John Gallagher

Viewing Flamegraphs Generated on a Remote Machine

September 2021

Sometimes I debug performance issues, and when I do, I often use flamegraphs. My typical workflow used to consist of me doing the following in a loop:

  1. Tweak the system being investigated, usually some remote VM
  2. On the remote VM, start the workload and run some monitoring tool that produces a flamegraph in HTML or SVG format
  3. scp the flamegraph from the remote VM back to my local machine
  4. Open the flamegraph in my browser and analyze it
I recently realized that I could improve this process by just starting a temporary HTTP server on the remote system, rather than manually scp-ing the flamegraph back to my local machine again and again.

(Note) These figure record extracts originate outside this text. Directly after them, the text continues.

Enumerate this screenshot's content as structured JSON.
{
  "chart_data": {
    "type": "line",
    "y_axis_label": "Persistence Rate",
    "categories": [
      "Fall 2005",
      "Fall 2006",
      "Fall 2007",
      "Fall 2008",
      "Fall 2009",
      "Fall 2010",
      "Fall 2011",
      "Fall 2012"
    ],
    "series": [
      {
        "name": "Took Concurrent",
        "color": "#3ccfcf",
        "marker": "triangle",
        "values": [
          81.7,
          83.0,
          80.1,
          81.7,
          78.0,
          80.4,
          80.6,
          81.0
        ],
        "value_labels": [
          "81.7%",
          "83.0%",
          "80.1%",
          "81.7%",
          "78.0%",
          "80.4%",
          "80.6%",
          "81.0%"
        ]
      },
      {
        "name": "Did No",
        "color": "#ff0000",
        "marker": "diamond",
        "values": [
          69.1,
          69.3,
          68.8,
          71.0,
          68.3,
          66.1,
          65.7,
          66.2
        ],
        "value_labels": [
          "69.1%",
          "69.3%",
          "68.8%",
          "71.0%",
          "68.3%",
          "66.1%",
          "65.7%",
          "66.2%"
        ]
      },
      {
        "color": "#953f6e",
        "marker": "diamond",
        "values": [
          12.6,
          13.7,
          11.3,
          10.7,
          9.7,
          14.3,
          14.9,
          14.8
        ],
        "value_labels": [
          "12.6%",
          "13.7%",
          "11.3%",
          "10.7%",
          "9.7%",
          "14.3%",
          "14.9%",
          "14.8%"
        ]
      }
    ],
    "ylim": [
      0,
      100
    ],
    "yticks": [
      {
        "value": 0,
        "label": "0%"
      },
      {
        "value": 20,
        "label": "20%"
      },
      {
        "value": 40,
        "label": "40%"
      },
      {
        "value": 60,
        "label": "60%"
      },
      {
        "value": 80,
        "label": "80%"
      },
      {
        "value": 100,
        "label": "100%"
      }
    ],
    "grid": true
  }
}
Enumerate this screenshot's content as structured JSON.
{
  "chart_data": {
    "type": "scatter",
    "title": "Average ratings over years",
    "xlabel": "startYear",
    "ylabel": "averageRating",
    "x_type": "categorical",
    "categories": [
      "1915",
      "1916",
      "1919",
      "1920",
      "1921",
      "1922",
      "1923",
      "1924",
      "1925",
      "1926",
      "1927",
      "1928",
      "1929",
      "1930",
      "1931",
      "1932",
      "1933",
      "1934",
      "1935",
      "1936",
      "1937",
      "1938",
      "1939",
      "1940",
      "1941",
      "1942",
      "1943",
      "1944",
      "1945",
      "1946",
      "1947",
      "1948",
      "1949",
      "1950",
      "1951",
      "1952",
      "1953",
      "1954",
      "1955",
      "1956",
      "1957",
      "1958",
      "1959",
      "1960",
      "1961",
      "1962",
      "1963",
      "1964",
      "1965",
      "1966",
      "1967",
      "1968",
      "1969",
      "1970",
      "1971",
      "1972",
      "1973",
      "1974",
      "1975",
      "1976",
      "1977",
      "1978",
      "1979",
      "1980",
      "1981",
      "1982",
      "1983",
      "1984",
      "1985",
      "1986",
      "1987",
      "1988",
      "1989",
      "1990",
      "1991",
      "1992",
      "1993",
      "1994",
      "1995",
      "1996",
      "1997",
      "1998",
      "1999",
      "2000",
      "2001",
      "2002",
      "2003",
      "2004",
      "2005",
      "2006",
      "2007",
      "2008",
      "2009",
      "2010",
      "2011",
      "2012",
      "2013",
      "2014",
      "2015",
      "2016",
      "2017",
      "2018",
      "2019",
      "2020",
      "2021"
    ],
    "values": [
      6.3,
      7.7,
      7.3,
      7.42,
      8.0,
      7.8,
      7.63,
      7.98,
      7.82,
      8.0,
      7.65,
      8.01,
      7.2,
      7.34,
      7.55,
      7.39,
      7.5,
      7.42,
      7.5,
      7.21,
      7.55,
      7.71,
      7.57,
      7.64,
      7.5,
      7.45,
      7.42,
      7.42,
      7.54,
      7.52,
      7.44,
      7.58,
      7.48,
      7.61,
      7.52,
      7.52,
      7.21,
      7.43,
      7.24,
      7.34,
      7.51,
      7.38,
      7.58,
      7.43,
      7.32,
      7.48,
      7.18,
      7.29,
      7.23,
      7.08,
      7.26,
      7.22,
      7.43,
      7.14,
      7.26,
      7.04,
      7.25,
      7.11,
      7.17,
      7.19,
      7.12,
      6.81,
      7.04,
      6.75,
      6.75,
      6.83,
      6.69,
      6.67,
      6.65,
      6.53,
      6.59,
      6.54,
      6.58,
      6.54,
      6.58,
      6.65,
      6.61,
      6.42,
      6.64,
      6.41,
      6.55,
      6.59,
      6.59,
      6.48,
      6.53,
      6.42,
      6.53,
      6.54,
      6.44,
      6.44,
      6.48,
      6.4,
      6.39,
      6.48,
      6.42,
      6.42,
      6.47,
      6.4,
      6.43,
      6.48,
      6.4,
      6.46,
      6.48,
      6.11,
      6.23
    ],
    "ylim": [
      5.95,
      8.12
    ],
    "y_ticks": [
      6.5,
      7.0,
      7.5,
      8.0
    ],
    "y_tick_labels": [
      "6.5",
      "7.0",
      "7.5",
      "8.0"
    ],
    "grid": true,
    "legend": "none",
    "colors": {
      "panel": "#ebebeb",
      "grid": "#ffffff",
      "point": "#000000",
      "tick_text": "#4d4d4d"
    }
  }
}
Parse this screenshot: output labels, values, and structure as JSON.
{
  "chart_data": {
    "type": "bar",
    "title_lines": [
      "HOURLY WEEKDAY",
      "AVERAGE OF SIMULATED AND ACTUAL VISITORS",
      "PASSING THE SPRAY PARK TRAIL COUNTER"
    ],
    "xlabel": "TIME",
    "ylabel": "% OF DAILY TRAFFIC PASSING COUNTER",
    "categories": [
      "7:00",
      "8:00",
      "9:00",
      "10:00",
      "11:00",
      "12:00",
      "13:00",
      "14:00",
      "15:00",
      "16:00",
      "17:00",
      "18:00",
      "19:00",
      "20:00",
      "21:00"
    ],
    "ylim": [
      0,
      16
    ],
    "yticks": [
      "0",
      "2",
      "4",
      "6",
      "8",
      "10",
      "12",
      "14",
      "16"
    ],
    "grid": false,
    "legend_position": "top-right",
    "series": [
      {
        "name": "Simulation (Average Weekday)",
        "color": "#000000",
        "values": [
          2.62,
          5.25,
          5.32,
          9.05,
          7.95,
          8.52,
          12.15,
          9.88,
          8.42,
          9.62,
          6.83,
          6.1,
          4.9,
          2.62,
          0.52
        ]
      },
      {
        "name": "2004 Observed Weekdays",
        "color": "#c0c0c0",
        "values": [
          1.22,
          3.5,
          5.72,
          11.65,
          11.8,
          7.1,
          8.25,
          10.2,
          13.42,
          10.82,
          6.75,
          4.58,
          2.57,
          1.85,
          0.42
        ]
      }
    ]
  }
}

There are many HTTP server one-liners out there, the one I use is
$ python -m http.server 8080
I start it in the directory where I put the output of the flamegraph tool, and usually inside a tmux session to prevent it from dying when I log out for the day. Then I can point my browser at the HTTP server and open the HTML or SVG file directly, eliminating step 3 from my debugging process.

It's such a simple, and in retrospect obvious, change to my workflow, but it makes the iterative debugging process much more seamless. An additional benefit is that you can share interesting findings with any colleagues who have access to the network where the VM is located just by sending them a URL to a flamegraph.